Question

Find all solutions of (sin x)(sin y)+(cos y)y'=0.

Answer 1

@SithsAndGiggles

Answer 2

Looks separable, doesn't it?

Answer 3

\[\begin{align*}
\sin x\sin y+\cos y~y'&=0\\
\cos y~dy&=-\sin x\sin y~dx\\
\cot y~dy&=-\sin x~dx
\end{align*}\]

Answer 4

Wait a minute. Let me work it out.

Answer 5

If you're not familiar with the integral result of \(\displaystyle\int\cot x~dx\), consider it as \(\displaystyle\int\frac{\cos x}{\sin x}~dx\), then use a substitution.

Answer 6

I'm familiar, it's ln abs(sin y)=cos x+C, right?
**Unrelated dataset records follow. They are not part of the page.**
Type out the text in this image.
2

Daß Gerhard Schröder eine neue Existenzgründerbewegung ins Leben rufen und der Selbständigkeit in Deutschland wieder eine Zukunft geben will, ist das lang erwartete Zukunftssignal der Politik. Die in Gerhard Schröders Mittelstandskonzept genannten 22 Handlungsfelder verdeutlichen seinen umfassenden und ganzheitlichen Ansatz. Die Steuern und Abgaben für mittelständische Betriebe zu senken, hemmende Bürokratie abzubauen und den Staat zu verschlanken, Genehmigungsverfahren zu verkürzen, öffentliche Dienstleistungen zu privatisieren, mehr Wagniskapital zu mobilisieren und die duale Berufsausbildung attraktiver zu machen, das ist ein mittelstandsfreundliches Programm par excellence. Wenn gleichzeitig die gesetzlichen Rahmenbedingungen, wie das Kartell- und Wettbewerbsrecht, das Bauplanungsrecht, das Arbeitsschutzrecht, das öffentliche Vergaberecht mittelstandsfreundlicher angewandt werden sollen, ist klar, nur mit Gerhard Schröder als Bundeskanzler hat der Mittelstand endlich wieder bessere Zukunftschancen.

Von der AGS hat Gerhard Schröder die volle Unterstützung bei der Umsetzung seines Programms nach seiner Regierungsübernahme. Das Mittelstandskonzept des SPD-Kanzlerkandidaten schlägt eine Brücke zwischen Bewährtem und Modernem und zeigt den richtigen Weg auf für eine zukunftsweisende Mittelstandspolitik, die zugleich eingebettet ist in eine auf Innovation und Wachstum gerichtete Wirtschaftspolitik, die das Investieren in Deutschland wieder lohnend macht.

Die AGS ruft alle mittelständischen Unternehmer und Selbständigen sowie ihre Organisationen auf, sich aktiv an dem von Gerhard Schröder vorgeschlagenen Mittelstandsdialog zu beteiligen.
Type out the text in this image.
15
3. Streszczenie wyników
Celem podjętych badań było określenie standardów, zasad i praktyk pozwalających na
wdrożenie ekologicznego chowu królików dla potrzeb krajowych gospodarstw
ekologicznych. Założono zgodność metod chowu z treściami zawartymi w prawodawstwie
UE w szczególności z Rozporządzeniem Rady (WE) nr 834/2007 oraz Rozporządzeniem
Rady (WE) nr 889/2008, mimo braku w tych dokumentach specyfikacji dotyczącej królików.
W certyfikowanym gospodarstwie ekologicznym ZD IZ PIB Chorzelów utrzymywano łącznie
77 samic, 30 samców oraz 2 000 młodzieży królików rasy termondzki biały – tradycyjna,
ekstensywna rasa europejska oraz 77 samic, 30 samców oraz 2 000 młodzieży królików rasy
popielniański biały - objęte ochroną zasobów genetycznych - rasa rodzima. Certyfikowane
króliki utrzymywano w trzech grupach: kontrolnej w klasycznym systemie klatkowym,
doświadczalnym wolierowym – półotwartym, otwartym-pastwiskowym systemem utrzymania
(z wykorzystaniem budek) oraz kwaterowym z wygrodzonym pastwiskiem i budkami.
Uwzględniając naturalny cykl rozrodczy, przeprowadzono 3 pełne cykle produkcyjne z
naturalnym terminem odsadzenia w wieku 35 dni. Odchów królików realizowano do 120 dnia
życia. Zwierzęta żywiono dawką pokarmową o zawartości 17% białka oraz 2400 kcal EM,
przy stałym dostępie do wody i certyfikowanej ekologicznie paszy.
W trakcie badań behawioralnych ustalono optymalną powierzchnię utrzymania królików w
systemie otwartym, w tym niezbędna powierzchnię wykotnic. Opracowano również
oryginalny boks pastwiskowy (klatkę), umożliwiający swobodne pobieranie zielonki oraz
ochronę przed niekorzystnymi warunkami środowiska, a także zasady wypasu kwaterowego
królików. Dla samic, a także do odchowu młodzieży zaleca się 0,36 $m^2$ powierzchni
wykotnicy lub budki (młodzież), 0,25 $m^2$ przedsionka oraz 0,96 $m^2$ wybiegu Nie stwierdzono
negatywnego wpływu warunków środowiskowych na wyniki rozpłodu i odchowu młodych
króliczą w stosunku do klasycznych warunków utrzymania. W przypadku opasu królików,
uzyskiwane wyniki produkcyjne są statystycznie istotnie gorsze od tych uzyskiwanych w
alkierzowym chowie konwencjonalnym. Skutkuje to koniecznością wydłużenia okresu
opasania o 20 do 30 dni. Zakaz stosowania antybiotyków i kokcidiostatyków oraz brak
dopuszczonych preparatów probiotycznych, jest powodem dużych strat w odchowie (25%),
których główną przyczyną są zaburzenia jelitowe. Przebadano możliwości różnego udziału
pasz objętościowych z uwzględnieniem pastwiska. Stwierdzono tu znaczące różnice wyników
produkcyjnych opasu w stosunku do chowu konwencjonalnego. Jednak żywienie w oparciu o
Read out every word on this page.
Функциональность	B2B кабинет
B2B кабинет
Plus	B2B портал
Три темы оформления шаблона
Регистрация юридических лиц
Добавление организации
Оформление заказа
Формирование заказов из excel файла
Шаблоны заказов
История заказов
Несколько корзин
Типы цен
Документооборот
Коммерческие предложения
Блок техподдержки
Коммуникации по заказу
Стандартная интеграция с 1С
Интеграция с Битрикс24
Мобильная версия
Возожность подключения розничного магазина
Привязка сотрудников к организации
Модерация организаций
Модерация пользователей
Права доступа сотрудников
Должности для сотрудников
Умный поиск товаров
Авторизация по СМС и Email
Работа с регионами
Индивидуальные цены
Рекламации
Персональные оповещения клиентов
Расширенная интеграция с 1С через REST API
But how do I solve for y?

Answer 7

Yes that's correct. Take the exponential of both sides:
\[\large e^{\ln|\sin y|}=e^{\cos x+C}~~\iff~~\sin y=e^Ce^{\cos x}~~\iff~~\sin y=Ce^{\cos x}\]
Then take the inverse sine.

Answer 8

so the answer is y=sin^-1 (ce^cos x), right?

Answer 9

Yes I think so. Usually, an implicit solution is acceptable. I would have stopped at \(\sin y=\cdots\), but stick to your instructions.

Answer 10

Okay, thank you!

Answer 11

You're welcome! Checking with Wolfram: http://www.wolframalpha.com/input/?i=Sin%5Bx%5D*Sin%5By%5D%2BCos%5By%5D*y%27%3D0

They skip the step where you have \(e^C=C\), but it's still right.